Key OPEC members and other major suppliers, including Russia, were to assess the oil market and examine compliance to production cuts agreed late last year.
However, the subject of Iran, which is not present, was to dominate the one-day meeting of the OPEC+ group, which came days after sabotage attacks against tankers in highly sensitive Gulf waters and the bombing of a Saudi pipeline by Iran-aligned Yemen rebels.
The meeting also comes as the full impact of re-instated US sanctions against Tehran kicks in, slashing Iran’s crude exports.
The meeting is set to make recommendations ahead of a key OPEC summit late next month, to be attended by Iran.
US President Donald Trump last month said that Saudi Arabia and other OPEC members had agreed to his request to boost oil production in order to tamp down rising prices.
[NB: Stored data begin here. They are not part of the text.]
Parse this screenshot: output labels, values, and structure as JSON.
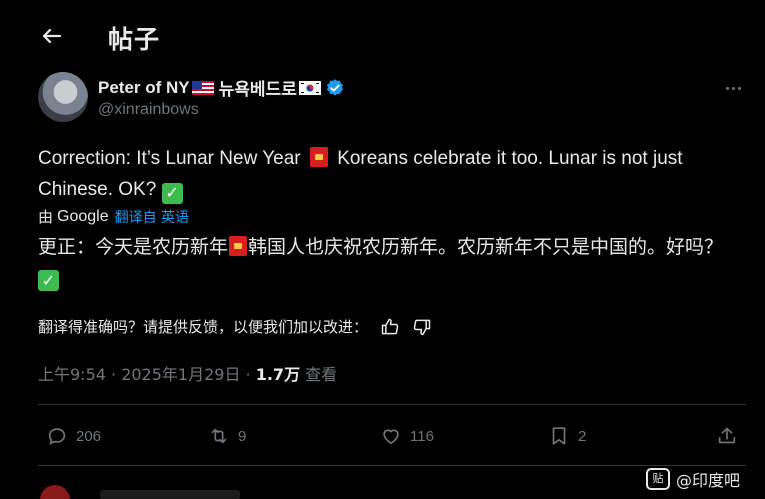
{
  "header": {
    "title": "帖子"
  },
  "author": {
    "name": "Peter of NY",
    "name_suffix": "뉴욕베드로",
    "handle": "@xinrainbows"
  },
  "tweet": {
    "text_part1": "Correction: It’s Lunar New Year",
    "text_part2": "Koreans celebrate it too. Lunar is not just Chinese. OK?"
  },
  "translation": {
    "by_label": "由",
    "provider": "Google",
    "link_label": "翻译自 英语",
    "text_part1": "更正：今天是农历新年",
    "text_part2": "韩国人也庆祝农历新年。农历新年不只是中国的。好吗？"
  },
  "feedback": {
    "prompt": "翻译得准确吗？请提供反馈，以便我们加以改进："
  },
  "meta": {
    "time_date": "上午9:54 · 2025年1月29日 · ",
    "views_count": "1.7万",
    "views_label": " 查看"
  },
  "actions": {
    "replies": "206",
    "reposts": "9",
    "likes": "116",
    "bookmarks": "2"
  },
  "watermark": {
    "text": "@印度吧",
    "icon_text": "贴"
  },
  "colors": {
    "background": "#000000",
    "link": "#1d9bf0",
    "muted": "#71767b",
    "verified": "#1d9bf0"
  }
}
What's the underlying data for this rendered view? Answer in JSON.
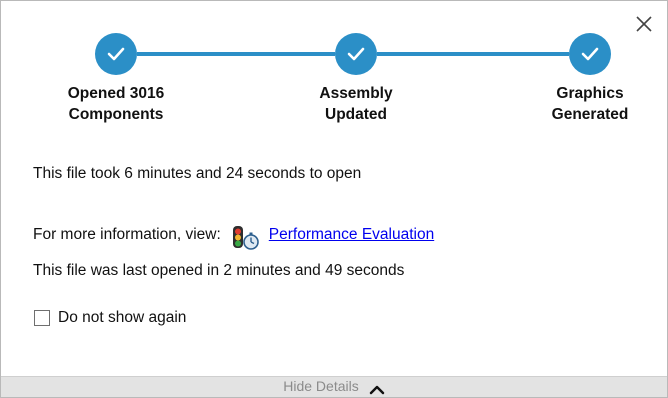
{
  "dialog": {
    "close_icon": "close-icon"
  },
  "progress": {
    "steps": [
      {
        "label": "Opened 3016\nComponents",
        "status": "complete"
      },
      {
        "label": "Assembly\nUpdated",
        "status": "complete"
      },
      {
        "label": "Graphics\nGenerated",
        "status": "complete"
      }
    ],
    "accent_color": "#2b8fc7"
  },
  "messages": {
    "open_time": "This file took 6 minutes and 24 seconds to open",
    "more_info_prefix": "For more information, view:",
    "more_info_icon": "performance-evaluation-icon",
    "more_info_link": "Performance Evaluation",
    "last_opened": "This file was last opened in 2 minutes and 49 seconds"
  },
  "options": {
    "do_not_show_label": "Do not show again",
    "do_not_show_checked": false
  },
  "footer": {
    "toggle_label": "Hide Details",
    "toggle_icon": "chevron-up-icon"
  }
}
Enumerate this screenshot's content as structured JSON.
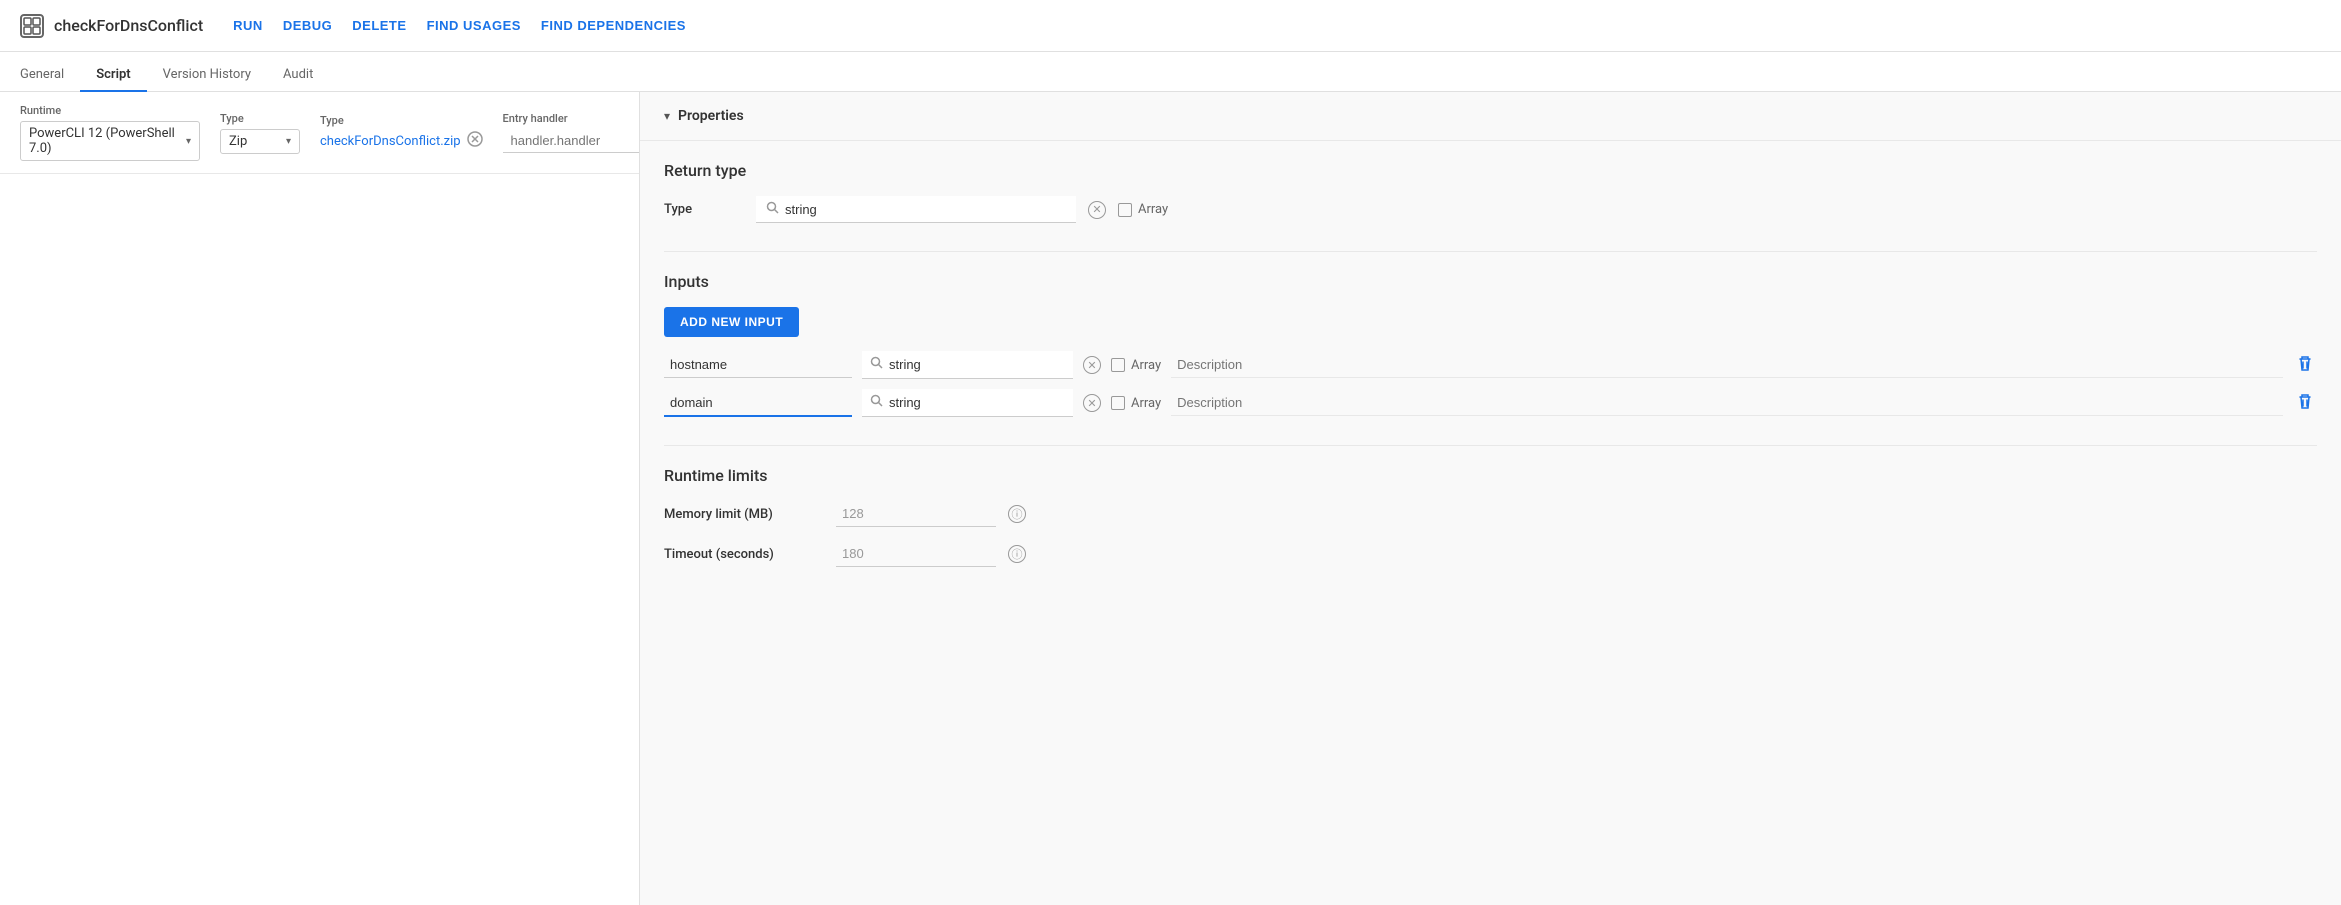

Massive drops in exports by Iran and Venezuela, plus output cuts of 1.2 million barrels per day, implemented by the OPEC+ group since January, have cut supply.
However, United Arab Emirates Minister of Energy and Industray Suheil al-Mazrouei said inventories were still building up.
He told reporters on Saturday that the job of balancing the market was not yet complete, a hint that any ramp-up in production could send prices crashing as they did late last year.
OPEC and the International Energy Agency (IEA) said earlier this month that global oil supply fell last month due to US sanctions on Iran tightened and OPEC+ production cuts.
The IEA said Iranian crude production fell to 2.6 million barrels per day (bpd), down from 3.9 million before Washington announced in May last year that it would withdraw from the 2015 Iran nuclear deal and reimpose sanctions.
Iran’s output is already at its lowest level in over five years, but could tumble this month to levels not seen since the 1980-1988 Iran-Iraq war.
Energy intelligence firm Kpler sees Iranian exports plunging from 1.4 million bpd last month to about half a million barrels this month, down from 2.5 million in normal circumstances.